Zimbabwean President Robert Mugabe should acknowledge the nation’s “insatiable desire” for a leadership change and resign immediately, the recently fired vice president and likely successor to the 93-year-old leader said yesterday, as impeachment proceedings began against the world’s oldest head of state.
The statement by Emmerson Mnangagwa, who was dismissed earlier this month, added to immense pressure on Mugabe to quit after nearly four decades in power, during which he evolved from a champion of the fight against white minority rule into a figure blamed for a collapsing economy, government dysfunction and human rights violations.
The ruling ZANU-PF party was beginning impeachment proceedings against Mugabe after its Central Committee voted to oust the president as party leader and select Mnangagwa as his replacement, a move that eventually could allow the former vice president to become head of state.

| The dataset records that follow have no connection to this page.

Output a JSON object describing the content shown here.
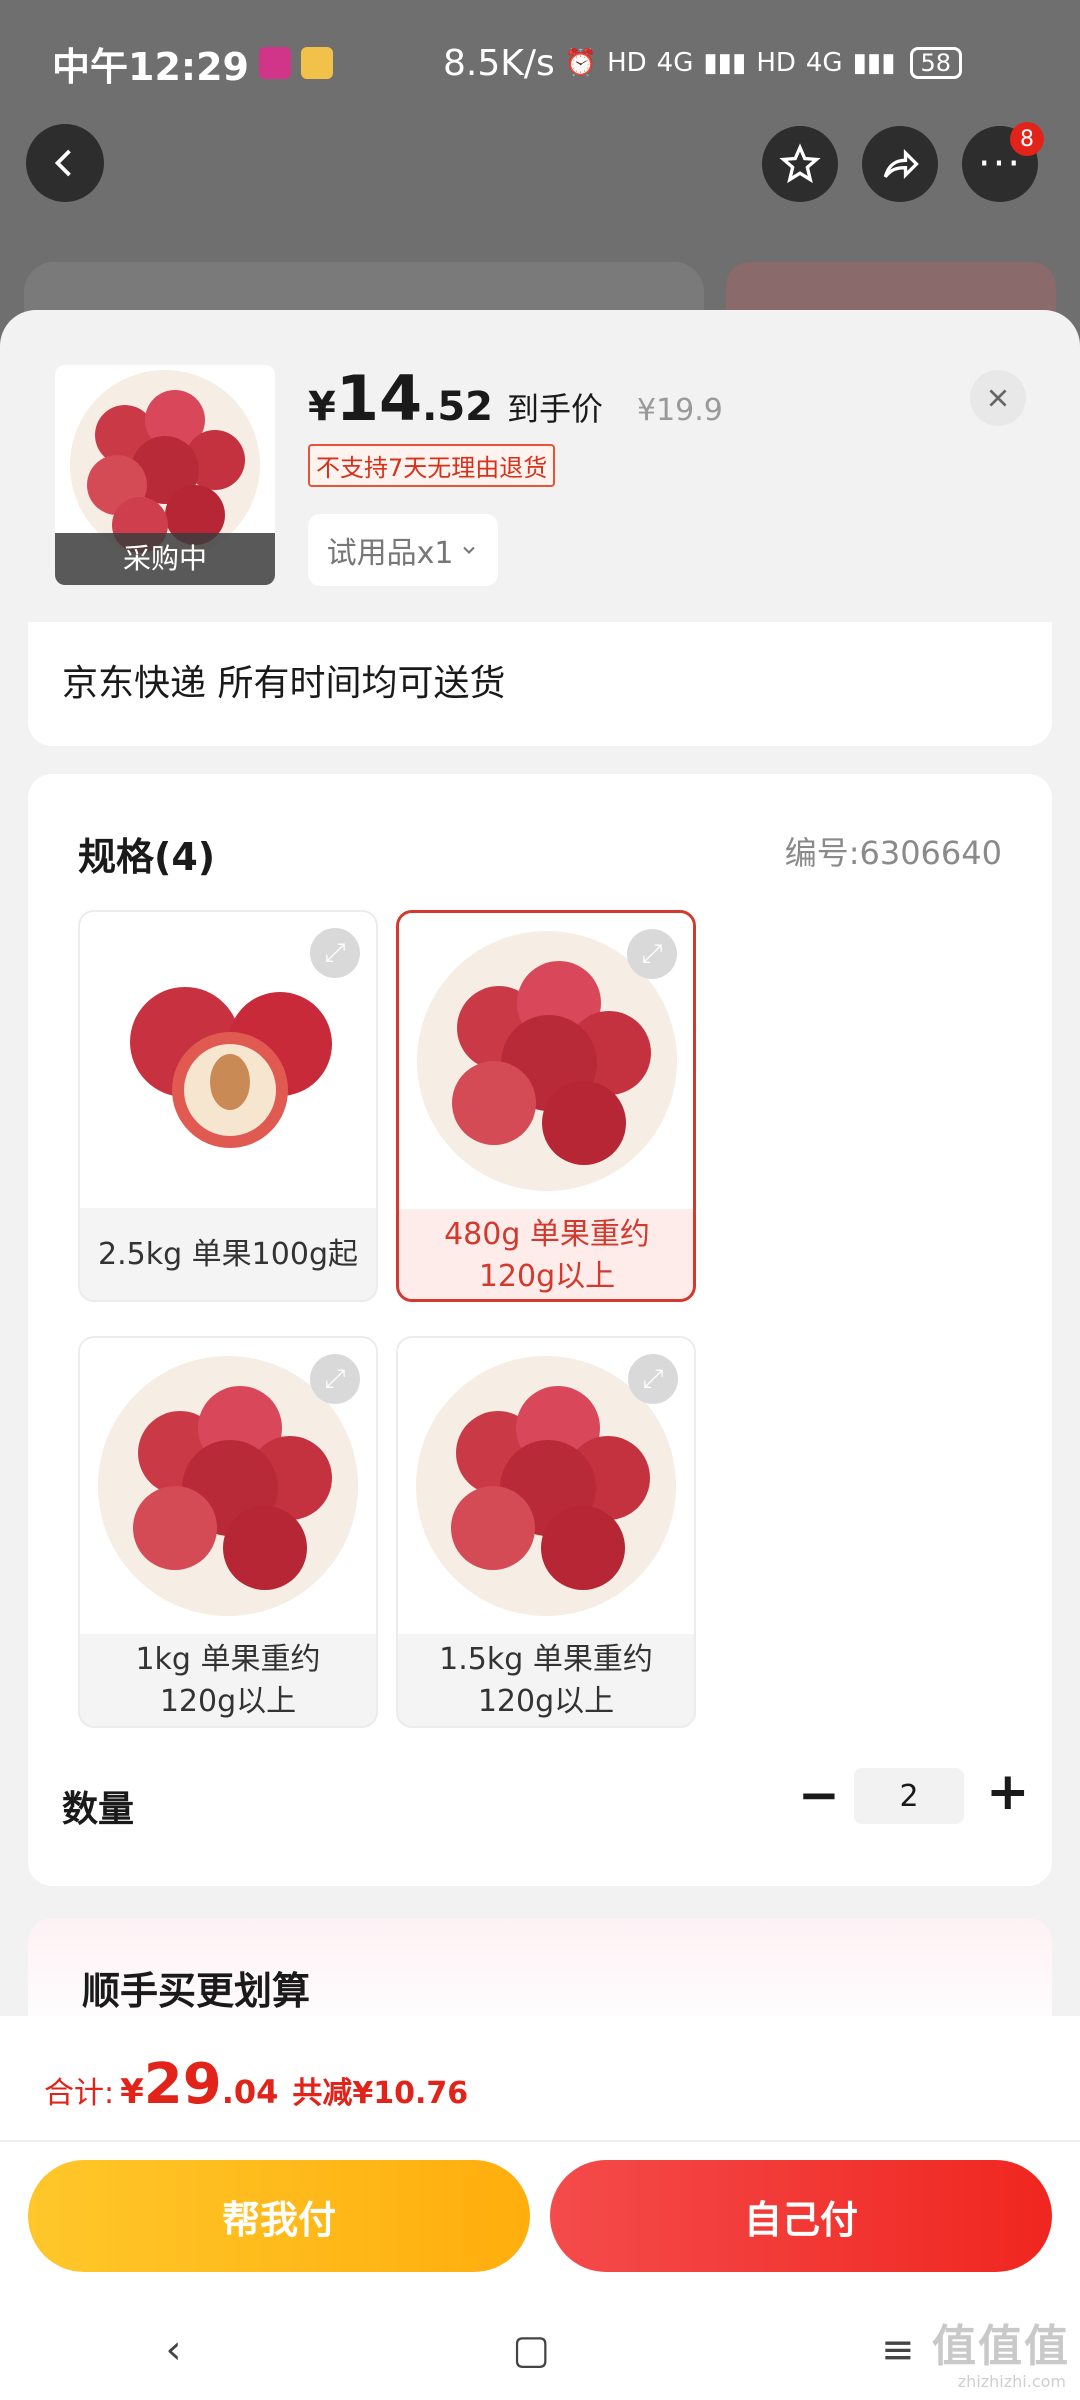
{
  "status_bar": {
    "time": "中午12:29",
    "net_speed": "8.5K/s",
    "signal_1": "4G",
    "signal_2": "4G",
    "hd": "HD",
    "battery": "58"
  },
  "top_actions": {
    "more_badge": "8"
  },
  "product": {
    "currency": "¥",
    "price_int": "14",
    "price_dec": ".52",
    "price_tag": "到手价",
    "original_price": "¥19.9",
    "no_return_notice": "不支持7天无理由退货",
    "thumb_label": "采购中",
    "trial_selector": "试用品x1"
  },
  "delivery": {
    "text": "京东快递 所有时间均可送货"
  },
  "spec": {
    "title": "规格(4)",
    "code": "编号:6306640",
    "options": [
      {
        "label": "2.5kg 单果100g起",
        "selected": false
      },
      {
        "label": "480g 单果重约120g以上",
        "selected": true
      },
      {
        "label": "1kg 单果重约120g以上",
        "selected": false
      },
      {
        "label": "1.5kg 单果重约120g以上",
        "selected": false
      }
    ]
  },
  "quantity": {
    "label": "数量",
    "value": "2",
    "minus": "−",
    "plus": "+"
  },
  "upsell": {
    "title": "顺手买更划算"
  },
  "checkout": {
    "total_label": "合计:",
    "currency": "¥",
    "total_int": "29",
    "total_dec": ".04",
    "savings": "共减¥10.76",
    "help_pay": "帮我付",
    "self_pay": "自己付"
  },
  "watermark": {
    "main": "值值值",
    "sub": "zhizhizhi.com"
  },
  "colors": {
    "accent_red": "#e2231a",
    "yellow": "#ffb81c",
    "selected_border": "#d23a2e"
  }
}
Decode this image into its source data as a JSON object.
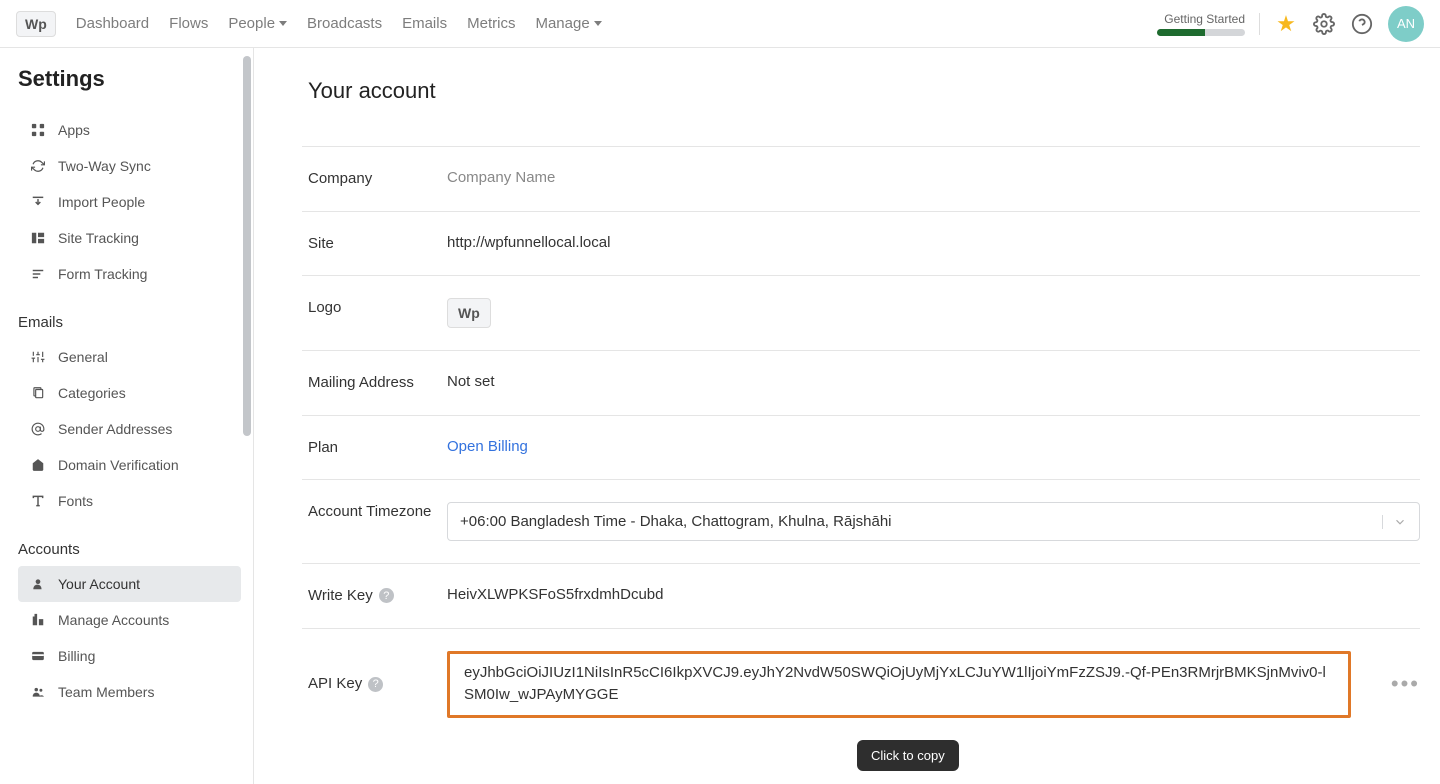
{
  "topnav": {
    "logo": "Wp",
    "links": [
      "Dashboard",
      "Flows",
      "People",
      "Broadcasts",
      "Emails",
      "Metrics",
      "Manage"
    ],
    "getting_started": "Getting Started",
    "progress_pct": 55,
    "avatar_initials": "AN"
  },
  "sidebar": {
    "title": "Settings",
    "groups": [
      {
        "title": null,
        "items": [
          {
            "icon": "grid",
            "label": "Apps"
          },
          {
            "icon": "sync",
            "label": "Two-Way Sync"
          },
          {
            "icon": "import",
            "label": "Import People"
          },
          {
            "icon": "site-tracking",
            "label": "Site Tracking"
          },
          {
            "icon": "form-tracking",
            "label": "Form Tracking"
          }
        ]
      },
      {
        "title": "Emails",
        "items": [
          {
            "icon": "sliders",
            "label": "General"
          },
          {
            "icon": "stack",
            "label": "Categories"
          },
          {
            "icon": "at",
            "label": "Sender Addresses"
          },
          {
            "icon": "home",
            "label": "Domain Verification"
          },
          {
            "icon": "type",
            "label": "Fonts"
          }
        ]
      },
      {
        "title": "Accounts",
        "items": [
          {
            "icon": "user",
            "label": "Your Account",
            "active": true
          },
          {
            "icon": "building",
            "label": "Manage Accounts"
          },
          {
            "icon": "card",
            "label": "Billing"
          },
          {
            "icon": "people",
            "label": "Team Members"
          }
        ]
      }
    ]
  },
  "main": {
    "title": "Your account",
    "rows": {
      "company": {
        "label": "Company",
        "value": "Company Name"
      },
      "site": {
        "label": "Site",
        "value": "http://wpfunnellocal.local"
      },
      "logo": {
        "label": "Logo",
        "value": "Wp"
      },
      "mailing": {
        "label": "Mailing Address",
        "value": "Not set"
      },
      "plan": {
        "label": "Plan",
        "value": "Open Billing"
      },
      "timezone": {
        "label": "Account Timezone",
        "value": "+06:00 Bangladesh Time - Dhaka, Chattogram, Khulna, Rājshāhi"
      },
      "writekey": {
        "label": "Write Key",
        "value": "HeivXLWPKSFoS5frxdmhDcubd"
      },
      "apikey": {
        "label": "API Key",
        "value": "eyJhbGciOiJIUzI1NiIsInR5cCI6IkpXVCJ9.eyJhY2NvdW50SWQiOjUyMjYxLCJuYW1lIjoiYmFzZSJ9.-Qf-PEn3RMrjrBMKSjnMviv0-lSM0Iw_wJPAyMYGGE"
      }
    },
    "tooltip": "Click to copy"
  }
}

Mnangagwa served for decades as Mugabe’s enforcer, with a reputation for being astute and ruthless, more feared than popular.
“The people of Zimbabwe have spoken with one voice and it is my appeal to President Mugabe that he should take heed of this clarion call and resign forthwith so that the country can move forward and preserve his legacy,” Mnangagwa said in his statement.
Mnangagwa, who fled the country and has not appeared in public during the past week’s political turmoil, said Mugabe had invited him to return to Zimbabwe “for a discussion” on recent events.
However, he said he would not return for now, alleging that there had been plans to kill him at the time of his firing.
Mnangagwa was targeted by US sanctions in the early 2000s for undermining democratic development in Zimbabwe, according to the Atlantic Council, a US-based policy institute.
However, J. Peter Pham, an Africa expert at the council, said that some Zimbabwean opposition figures have appeared willing to have dialogue with Mnangagwa to move the country forward and that the international community should consider doing the same.
“We’re not saying whitewash the past, but it is in the interests of everyone that Zimbabwe is engaged at this critical time,” Pham said in a statement.
Impeachment proceedings were beginning with the resumption of parliament yesterday, days after huge crowds surged through the capital, Harare, to demand that Mugabe quit. The ruling party instructed government ministers to boycott a Cabinet meeting that Mugabe called for yesterday morning at State House, the president’s official residence, and instead attend a meeting at party headquarters to work on the impeachment.
The ruling party says the charges for impeachment include that Mugabe “allowed his wife to usurp constitutional power” and that he is “of advanced age” and no longer has the physical capacity to run the government.
It was not clear how long the impeachment process could take. The ruling party has said Mugabe could be voted out as early as today, but some analysts believe the impeachment process could take weeks and would, if conducted properly, allow Mugabe to make a case in his defense.